We also tested the relationship between lipid traits and breast cancer using a meta-analysis of the two major lipid GWAS from MVP and GLGC, and GLGC alone. Overall, single trait MR analyses with the meta-analysis and GLGC lipid associations produced consistent results to those with MVP alone (Supplementary Figure 5).
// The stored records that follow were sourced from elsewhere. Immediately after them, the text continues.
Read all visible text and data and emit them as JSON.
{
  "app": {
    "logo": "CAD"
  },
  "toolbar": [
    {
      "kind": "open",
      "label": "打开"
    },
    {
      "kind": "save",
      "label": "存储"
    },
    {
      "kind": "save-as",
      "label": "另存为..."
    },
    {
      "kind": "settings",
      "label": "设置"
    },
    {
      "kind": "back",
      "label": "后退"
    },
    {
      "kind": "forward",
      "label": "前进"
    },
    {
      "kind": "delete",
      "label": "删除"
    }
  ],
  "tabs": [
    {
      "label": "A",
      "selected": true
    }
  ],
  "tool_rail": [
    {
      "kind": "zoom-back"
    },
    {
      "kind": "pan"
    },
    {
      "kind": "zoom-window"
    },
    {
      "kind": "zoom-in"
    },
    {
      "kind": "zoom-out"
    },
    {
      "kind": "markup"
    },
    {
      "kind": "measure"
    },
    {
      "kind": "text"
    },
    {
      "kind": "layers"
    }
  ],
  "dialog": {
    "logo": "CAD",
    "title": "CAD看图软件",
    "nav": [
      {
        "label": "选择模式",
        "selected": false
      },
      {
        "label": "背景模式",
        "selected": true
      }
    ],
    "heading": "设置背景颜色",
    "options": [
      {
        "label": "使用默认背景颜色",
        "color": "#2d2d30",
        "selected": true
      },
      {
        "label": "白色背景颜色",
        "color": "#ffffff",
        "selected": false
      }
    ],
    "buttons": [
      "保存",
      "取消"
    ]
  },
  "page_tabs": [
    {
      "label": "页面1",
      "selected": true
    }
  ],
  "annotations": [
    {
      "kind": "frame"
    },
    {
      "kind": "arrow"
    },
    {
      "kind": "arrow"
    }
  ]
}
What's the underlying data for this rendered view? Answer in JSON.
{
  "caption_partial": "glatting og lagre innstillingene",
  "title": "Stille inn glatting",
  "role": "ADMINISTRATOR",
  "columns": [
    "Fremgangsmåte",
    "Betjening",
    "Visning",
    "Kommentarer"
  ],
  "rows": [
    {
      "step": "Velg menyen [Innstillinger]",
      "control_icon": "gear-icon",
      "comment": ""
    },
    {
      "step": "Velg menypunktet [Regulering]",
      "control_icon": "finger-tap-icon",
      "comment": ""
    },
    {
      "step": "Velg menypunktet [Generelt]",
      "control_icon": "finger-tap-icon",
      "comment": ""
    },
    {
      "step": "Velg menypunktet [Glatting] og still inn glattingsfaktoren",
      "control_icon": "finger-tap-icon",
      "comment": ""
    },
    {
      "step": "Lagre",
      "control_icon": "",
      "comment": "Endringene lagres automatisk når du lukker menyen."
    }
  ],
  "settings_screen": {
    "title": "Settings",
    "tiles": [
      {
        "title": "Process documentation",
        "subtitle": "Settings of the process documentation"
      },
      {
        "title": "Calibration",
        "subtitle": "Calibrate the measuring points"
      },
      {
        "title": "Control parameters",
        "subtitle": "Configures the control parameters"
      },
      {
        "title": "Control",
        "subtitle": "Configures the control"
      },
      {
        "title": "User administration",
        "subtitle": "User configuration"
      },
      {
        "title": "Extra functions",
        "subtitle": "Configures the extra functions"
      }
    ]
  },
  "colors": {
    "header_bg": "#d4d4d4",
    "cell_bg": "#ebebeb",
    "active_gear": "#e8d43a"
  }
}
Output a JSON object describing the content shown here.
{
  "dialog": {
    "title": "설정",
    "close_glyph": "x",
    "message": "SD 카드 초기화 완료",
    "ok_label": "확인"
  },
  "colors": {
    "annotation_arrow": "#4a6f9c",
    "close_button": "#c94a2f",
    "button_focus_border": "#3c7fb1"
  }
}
In a reciprocal single trait MR testing the effect of genetically-determined breast cancer risk on each lipid trait, we observed no relationship with HDL or LDL cholesterol (Supplementary Table 8), but did see a relationship with TG. However, a Steiger test for directionality confirmed that breast cancer as outcome was the correct causal direction for all lipid traits (Supplementary Table 7).30 We also performed genetic instrument pruning in the same manner as Nowak et al.: removing genetic instruments for LDL, HDL, and TG that were associated with at least one of the two other lipid traits (P<0.001).10 After this pruning, we did not find a significant relationship with LDL, HDL, or TG, and noted that this pruning procedure increased the size of the confidence intervals considerably (Supplementary Table 9).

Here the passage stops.